Eu conheci um pouco da história dos ismaelitas por circunstâncias fortuitas: em 1971 ou 1972, eu estudando na Bélgica, aquele ditador de circo chamado Ido Amin Dada – uma espécie de predecessor do Hugo Chávez – para compensar sua absoluta incompetência em matéria econômica – exatamente como o Chávez, aliás – resolveu encontrar um bode expiatório a quem culpar pelos problemas econômicos que ele mesmo criou em Uganda: resolveu então expulsar todos os imigrantes da época inglesa, que em geral eram trabalhadores do subcontinente indiano, entre eles paquistaneses da seita ismaelita. Algumas dezenas, ou centenas, foram parar na Bélgica. Conheci então uma jovem ismaelita, cujo nome nunca esqueci – por uma razão muito simples, ela se chamava Ruhina – e que me relatou a história de sua família e da imigração de seus antepassados para Uganda, inclusive pormenores da seita ismaili, já com menções a Aga Khan, o benfeitor da comunidade. Muito simpática, e nos entendíamos numa mistura de inglês e de francês, o que bastava para aferir o drama imenso daquelas milhares de família que tiveram, do dia para a noite, abandonar tudo, para buscar uma nova vida em outros países. Imagino como deve ter sido a expulsão dos judeus e dos mouros da península ibérica, a de vários outros povos submetidos a ditadores sanguinários – como Hitler, Stalin e os Castros – e fico pensando como a humanidade ainda comporta seres tão primitivos quanto esses brutos. Mas voltemos ao museu Aga Khan
O museu tinha de tudo o que pessoas cultas podem desejar: exposições de alta qualidade, música ao vivo, uma lojinha muito diversificada (onde comprei uma gravata de seda manufaturada com a temática do museu, bastante cara, por sinal) e Carmen Lícia comprou vários livros, além de um par de brincos na mesma temática, aliás que combinam com um colar que compramos no museu de Detroit, também muito bonito), pessoal simpático, instalações muito confortáveis, com garagem subterrânea (totalmente indispensável num país que neva 1 metro de altura, com 40 negativos). Recomendo altamente, como aliás Carmen Lícia, que aparece nesta foto sorridente.
Endereço para os distraídos: 77 Winford Drive, Toronto, ON M3C 1K1. 
Fizemos dezenas de fotos, Carmen Lícia provavelmente mais de duas centenas, de todos os objetos interessantes fotografáveis, com plaquetas informativas bilíngues.
Eu apareço na companhia deste barbudo, que é o Fathali Shah Qajar, um governante iraniano (ou persa) do início do século 19.
Carmen Lícia preferiu ficar entre esse casal de príncipes iranianos do mesmo período.

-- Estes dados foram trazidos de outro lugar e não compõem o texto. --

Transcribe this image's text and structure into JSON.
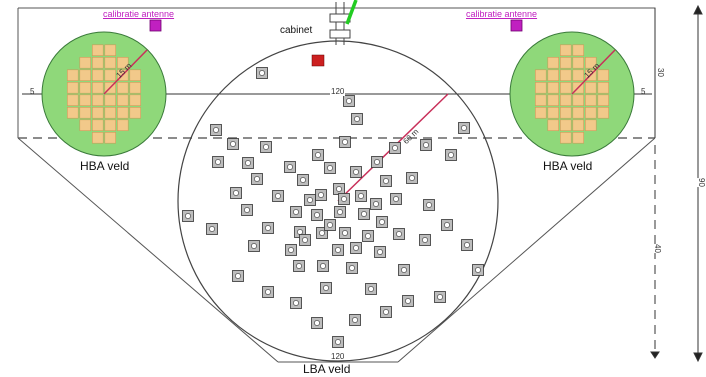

Os iranianos, ou persas, nunca foram fundamentalistas, em matéria de religião, de arte, de música, de poesia, e até de afinidades etílicas que seriam condenadas em outras partes, pelo menos até chegar o bando de bárbaros guiados pelo Khomeiny.
Depois do museu, fomos ainda ao centro religioso, ao lado, e que aparece nesta foto escura que fiz ao cair da tarde. 

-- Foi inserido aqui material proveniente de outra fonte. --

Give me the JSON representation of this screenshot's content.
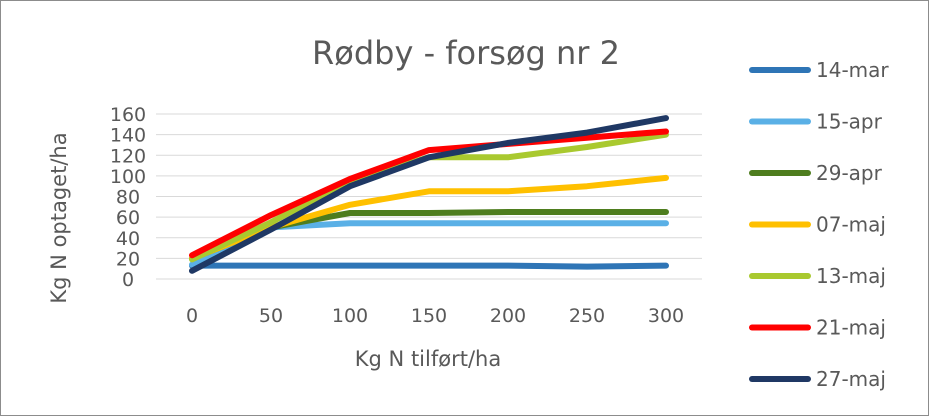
{
  "chart_data": {
    "type": "line",
    "title": "Rødby - forsøg nr 2",
    "xlabel": "Kg N tilført/ha",
    "ylabel": "Kg N optaget/ha",
    "x": [
      0,
      50,
      100,
      150,
      200,
      250,
      300
    ],
    "x_tick_labels": [
      "0",
      "50",
      "100",
      "150",
      "200",
      "250",
      "300"
    ],
    "y_ticks": [
      0,
      20,
      40,
      60,
      80,
      100,
      120,
      140,
      160
    ],
    "y_tick_labels": [
      "0",
      "20",
      "40",
      "60",
      "80",
      "100",
      "120",
      "140",
      "160"
    ],
    "ylim": [
      0,
      160
    ],
    "grid": true,
    "legend_position": "right",
    "series": [
      {
        "name": "14-mar",
        "color": "#2e75b6",
        "values": [
          13,
          13,
          13,
          13,
          13,
          12,
          13
        ]
      },
      {
        "name": "15-apr",
        "color": "#5ab0e6",
        "values": [
          14,
          50,
          54,
          54,
          54,
          54,
          54
        ]
      },
      {
        "name": "29-apr",
        "color": "#4e7d1e",
        "values": [
          20,
          50,
          64,
          64,
          65,
          65,
          65
        ]
      },
      {
        "name": "07-maj",
        "color": "#ffc000",
        "values": [
          20,
          50,
          72,
          85,
          85,
          90,
          98
        ]
      },
      {
        "name": "13-maj",
        "color": "#a9c92f",
        "values": [
          19,
          55,
          95,
          118,
          118,
          128,
          140
        ]
      },
      {
        "name": "21-maj",
        "color": "#ff0000",
        "values": [
          23,
          62,
          97,
          125,
          131,
          137,
          143
        ]
      },
      {
        "name": "27-maj",
        "color": "#1f3864",
        "values": [
          8,
          48,
          90,
          118,
          132,
          142,
          156
        ]
      }
    ]
  }
}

Estavam preparando uma reunião religiosa, mas ainda assim pude sentar na pequena biblioteca do local, para folhear este Atlas que fiquei com vontade de comprar, mas acabei não achando na lojinha do museu, quando voltamos a ele.

Carmen Lícia também viu frustrado seu desejo de comprar um sexto ou sétimo livro, que também folheou na biblioteca, mas que tampouco estava disponível no momento. Este aqui. Fica para encomendas na Amazon ou na Abebooks.

Depois, ainda percorremos a cidade, indo até essa imensa torre que distingue a cidade, no mesmo modelo da que tínhamos visto em Seattle, com o inevitável restaurante circular, etc.

Carmen Lícia me fotografou na fonte-cascata em frente da torre, com perfis metálicos de peixes (suponho que sejam os famosos salmões do Canadá), subindo as corredeiras dos rios para desovar a montante.

Finalmente, ainda circulamos pela cidade, e sem vontade de sair para um restaurante, passamos num comércio de Fine Foods e compramos um húmus e mais alguns apetrechos para um pequeno lanche ao cair da noite. Terminei mais uma garrafa de vinho, esta que vocês veem na foto, ao lado do azeite com trufas brancas, que ainda perfumou o meu húmus com alho grelhado e cebola...
Agora estou degustando uma legítima Miller, uma das cervejas mais famosas da região, enquanto termino de redigir estas notas.
Amanhã, ou dentro de algumas horas, empreendemos o caminho de volta, não sem antes passar novamente por Corning, onde está o maior museu do vidro do mundo.
Depois conto...

Paulo Roberto de Almeida
Toronto, 21 de setembro de 2014

domingo, 21 de setembro de 2014

Across the Empire, 2014 (23): de Detroit a Toronto, só turismo e gastronomia



Across the Empire, 2014 (23): de Detroit a Toronto, só turismo e gastronomia

Paulo Roberto de Almeida

Sábado, 20/09: depois de dois dias em Toronto, uma bela cidade falida, mas dotada de um museu excepcional, voltamos ao menu costumeiro, estradas, no caso só uma, a 401, de Windsor, na fronteira, até Toronto, onde chegamos pouco antes das 18hs, depois de alguma gastronomia pelo caminho.
Como tínhamos saído tarde de Detroit, e ainda desviados do roteiro normal por causa de uma jornada bicicleteira na cidade, que bloqueou várias ruas, acabamos parando logo depois de atravessar a Ambassador Bridge, para almoçar num restaurante italiano de Windsor: Armando’s. Eu, com mais fome do que Carmen Lícia (mas sempre é assim), comecei com uma salada Caprese (tamanho família) e depois desisti do vitelo a parmegiana, para não ficar comida demais, pois todos os pratos eram enormes. Comi apenas uma pizza Margheritta, e ainda assim sem as bordas. Carmen Lícia ficou com seus calamari fritti, que sempre apreciou. Ambos com uma taça de Valpolicella, mas eu sempre acabo tomando metade do dela.
Conclusão: vim meio sonado na estrada para Toronto, o que nunca é recomendável... Mas viajamos bem, com alguns pontos de engarrafamento aqui e ali.
Fomo diretos ao Museu Aga Khan, nosso objetivo principal na cidade, pois ele acabava de ser inaugurado (na quinta, 18/09). Não para visitar, pois já era tarde, mas para comprar os tickets de ingresso, para garantir a visita neste domingo (aliás hoje). Acabei fazendo algumas fotos do museu, entre elas estas duas.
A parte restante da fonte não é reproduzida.